Katovich M J, Soltis E E, Field F P
Comp Biochem Physiol C Comp Pharmacol Toxicol. 1984;78(2):369-72. doi: 10.1016/0742-8413(84)90100-2.
The effect of chronic salt treatment on systolic blood pressure and vascular adrenergic responsiveness was studied in rats. Vascular reactivity of aortic smooth muscle to potassium chloride and sodium nitrite was similar in both groups, indicating that salt treatment did not alter the regular contraction and relaxation process of the smooth muscle. Isoproterenol-induced relaxation was similar for both treated and control groups demonstrating that salt treatment had no effect on vascular beta-adrenergic responsiveness. However, when aortic smooth muscle was incubated with angiotensin II or norepinephrine, a significant increase in responsiveness was observed in the aortic smooth muscle of the salt-treated group compared to the control group.
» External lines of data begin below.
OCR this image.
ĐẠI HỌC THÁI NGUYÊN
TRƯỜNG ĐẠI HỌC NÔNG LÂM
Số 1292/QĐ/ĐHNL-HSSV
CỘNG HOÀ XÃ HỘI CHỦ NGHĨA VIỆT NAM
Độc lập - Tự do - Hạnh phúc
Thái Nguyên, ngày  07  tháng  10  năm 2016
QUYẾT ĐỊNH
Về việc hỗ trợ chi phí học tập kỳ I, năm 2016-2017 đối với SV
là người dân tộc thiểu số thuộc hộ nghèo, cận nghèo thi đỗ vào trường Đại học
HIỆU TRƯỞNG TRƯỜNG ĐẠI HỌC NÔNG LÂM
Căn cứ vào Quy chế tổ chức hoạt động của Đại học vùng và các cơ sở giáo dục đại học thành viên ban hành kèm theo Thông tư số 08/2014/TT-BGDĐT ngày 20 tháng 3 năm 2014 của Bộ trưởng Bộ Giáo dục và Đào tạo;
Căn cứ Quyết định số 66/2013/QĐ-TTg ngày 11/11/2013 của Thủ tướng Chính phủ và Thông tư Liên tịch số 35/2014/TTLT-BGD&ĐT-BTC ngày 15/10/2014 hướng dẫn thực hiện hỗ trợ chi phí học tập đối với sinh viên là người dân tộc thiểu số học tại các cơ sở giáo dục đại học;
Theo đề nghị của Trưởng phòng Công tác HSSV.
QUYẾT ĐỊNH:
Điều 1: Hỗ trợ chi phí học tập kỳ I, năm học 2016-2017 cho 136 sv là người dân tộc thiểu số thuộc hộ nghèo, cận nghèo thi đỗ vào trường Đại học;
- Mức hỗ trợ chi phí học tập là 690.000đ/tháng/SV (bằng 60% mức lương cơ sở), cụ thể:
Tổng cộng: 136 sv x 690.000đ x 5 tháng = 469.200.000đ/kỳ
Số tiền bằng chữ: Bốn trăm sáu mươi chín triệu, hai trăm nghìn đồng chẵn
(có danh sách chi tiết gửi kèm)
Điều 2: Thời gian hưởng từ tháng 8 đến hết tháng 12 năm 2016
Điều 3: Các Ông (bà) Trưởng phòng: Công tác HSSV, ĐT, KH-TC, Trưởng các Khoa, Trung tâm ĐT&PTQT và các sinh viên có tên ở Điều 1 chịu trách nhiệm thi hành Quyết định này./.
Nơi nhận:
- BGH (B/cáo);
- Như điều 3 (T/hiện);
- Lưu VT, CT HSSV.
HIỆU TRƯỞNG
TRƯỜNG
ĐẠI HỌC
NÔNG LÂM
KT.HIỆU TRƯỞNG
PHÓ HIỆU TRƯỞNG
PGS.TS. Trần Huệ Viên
Collectively, these results suggest that salt, per se, does not affect systolic blood pressure or peripheral beta-adrenergic responsiveness, but does result in a significantly enhanced alpha-adrenergic responsiveness. The implication of these results for experimental hypertension are discussed.
在大鼠中研究了慢性盐处理对收缩压和血管肾上腺素能反应性的影响。两组大鼠主动脉平滑肌对氯化钾和亚硝酸钠的血管反应性相似,表明盐处理未改变平滑肌的正常收缩和舒张过程。异丙肾上腺素诱导的舒张在处理组和对照组中相似,表明盐处理对血管β-肾上腺素能反应性无影响。然而,当主动脉平滑肌与血管紧张素II或去甲肾上腺素一起孵育时,与对照组相比,盐处理组的主动脉平滑肌反应性显著增加。总体而言,这些结果表明,盐本身不影响收缩压或外周β-肾上腺素能反应性,但确实导致α-肾上腺素能反应性显著增强。讨论了这些结果对实验性高血压的意义。